El rey de los vagabundos, que deambula por calles de la delegación Cuauhtémoc, también se hace llamar Martinn, con doble ene, de apellido Bermejo.

—¿Por qué?

—Elegí el nombre de Martinn —explica— porque tenía que empezar con la sílaba mar, ya que mi amor imposible me comparó con el mar; entonces yo, cuando busqué mi pseudónimo, me dije: tiene que empezar con la sílaba mar, porque la ciudad de donde soy, La Paz, está a la orilla de ese mar que la geografía generosamente le otorgó tres nombres: Golfo de California, mar de Cortés y mar Bermejo.

—¿Y cómo se llama el amor imposible?

—Era una mujer ajena; por eso también voy a decir un nombre ficticio: Silvya, así lo tengo escrito. Fue un amor similar, eso sí lo puedo asegurar, similar al de Romeo y Julieta. Un amor imposible.

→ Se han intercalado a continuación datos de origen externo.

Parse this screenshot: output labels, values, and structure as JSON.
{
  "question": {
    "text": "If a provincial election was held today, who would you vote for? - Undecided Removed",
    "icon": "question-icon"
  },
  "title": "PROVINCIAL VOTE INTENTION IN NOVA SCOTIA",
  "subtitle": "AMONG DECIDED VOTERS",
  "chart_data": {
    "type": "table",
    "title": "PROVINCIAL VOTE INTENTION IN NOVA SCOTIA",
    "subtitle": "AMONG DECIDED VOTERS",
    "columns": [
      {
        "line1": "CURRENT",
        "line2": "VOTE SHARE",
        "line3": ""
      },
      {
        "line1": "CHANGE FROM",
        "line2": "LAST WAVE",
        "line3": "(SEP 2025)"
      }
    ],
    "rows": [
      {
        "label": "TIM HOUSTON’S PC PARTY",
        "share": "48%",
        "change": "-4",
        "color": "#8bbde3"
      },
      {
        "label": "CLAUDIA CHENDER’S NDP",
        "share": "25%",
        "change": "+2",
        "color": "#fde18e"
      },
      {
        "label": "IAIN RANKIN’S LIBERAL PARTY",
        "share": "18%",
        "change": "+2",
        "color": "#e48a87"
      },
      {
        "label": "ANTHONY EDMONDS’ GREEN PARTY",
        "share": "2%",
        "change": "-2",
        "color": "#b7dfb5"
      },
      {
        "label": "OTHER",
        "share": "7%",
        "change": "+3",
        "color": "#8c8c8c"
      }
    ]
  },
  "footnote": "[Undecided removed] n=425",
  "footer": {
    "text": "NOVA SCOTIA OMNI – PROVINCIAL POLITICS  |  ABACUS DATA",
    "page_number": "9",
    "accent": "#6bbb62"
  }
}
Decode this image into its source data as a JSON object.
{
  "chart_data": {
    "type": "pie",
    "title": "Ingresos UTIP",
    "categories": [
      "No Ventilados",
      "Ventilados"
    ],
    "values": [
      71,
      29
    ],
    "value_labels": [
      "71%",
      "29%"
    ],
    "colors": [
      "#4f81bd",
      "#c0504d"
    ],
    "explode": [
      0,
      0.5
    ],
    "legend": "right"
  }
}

—¿Ella sabe de sus poemas?

—Jamás nos volvimos a ver. Nos despedimos para siempre porque yo iba a provocar una tragedia en su hogar. La quise tanto que sin ella sentí que me iba a morir, de tal forma que cuando nos despedimos, enloquecí, como a los dos, tres meses, enloquecí, lo digo sinceramente, enloquecí, y siempre cuando alguien está así, va a enloquecer.

—¿Qué le pasó?

—Dije que enloquecí porque un día, en lo que bajaba de una vereda, me salí de la vereda y me metí entre los arbustos espinosos a arañarme, a ver si el dolor físico me atenuaba el dolor del alma; lógico, en ese momento sentí que estaba enloqueciendo, porque se siente un dolor, un frío que te recorre la espina dorsal.

—¿Y cuándo piensa regresar a su pueblo?

—Quisiera regresar ya, pero eso ya no lo decido yo.

—¿Quién lo decide?

Y se hace un silencio.

Luego sonríe.

Y queda absorto.

***

—¿Cuántos poemas tiene?

—Como 150; incluidos los poemas cortos, ya como 200.

—¿Piensa hacer un libro?

—A eso vine al Distrito Federal, porque tengo material, por lo menos, para tres poemarios, pero no he podido debido a las circunstancias en que llegué: he estado luchando diariamente por mi supervivencia, y el poquito material que traía mecanografiado lo perdí por estar en situación de calle, y llegó un momento en que me quedé sin nada, pero la mayoría, 95 por ciento, los tengo en la mente.

— ¿Por eso viene a la Ciudad de México?

—Sí, para dar a conocer mis poemas, ya tengo suficiente material para ser publicado, por eso vine arrastrando todo, vine con todo en contra, prácticamente sin papeles, los poquitos que tenía aquí los perdí, sin dinero, sin conocer a nadie,  y lo peor de todo, con la edad en contra, pero considero que voy a ser un ejemplo para las personas de mi edad o mayores, que a cualquier hora se puede cumplir un sueño.

—¿Y cuál es su sueño?

—Regresar a La Paz como un triunfador, reconocido en todo el país como el poeta popular número uno de México, que en mi ciudad me reciban en el aeropuerto, lo que es mi ciudad, mi pueblo, bajarme del avión, y si no es así, no regresaré nunca.

Y allá va Martinn, con su alforja llena de palabras, hojas y pétalos disecados, incluido ese menú poético en el que desmenuza un recetario, o ese otro en el que menciona a su amada, que él mismo recita: “Siiiiilvia, el soooool que se hospedóóóóó en tus oooooojos dejó una herencia sin notariaaar”.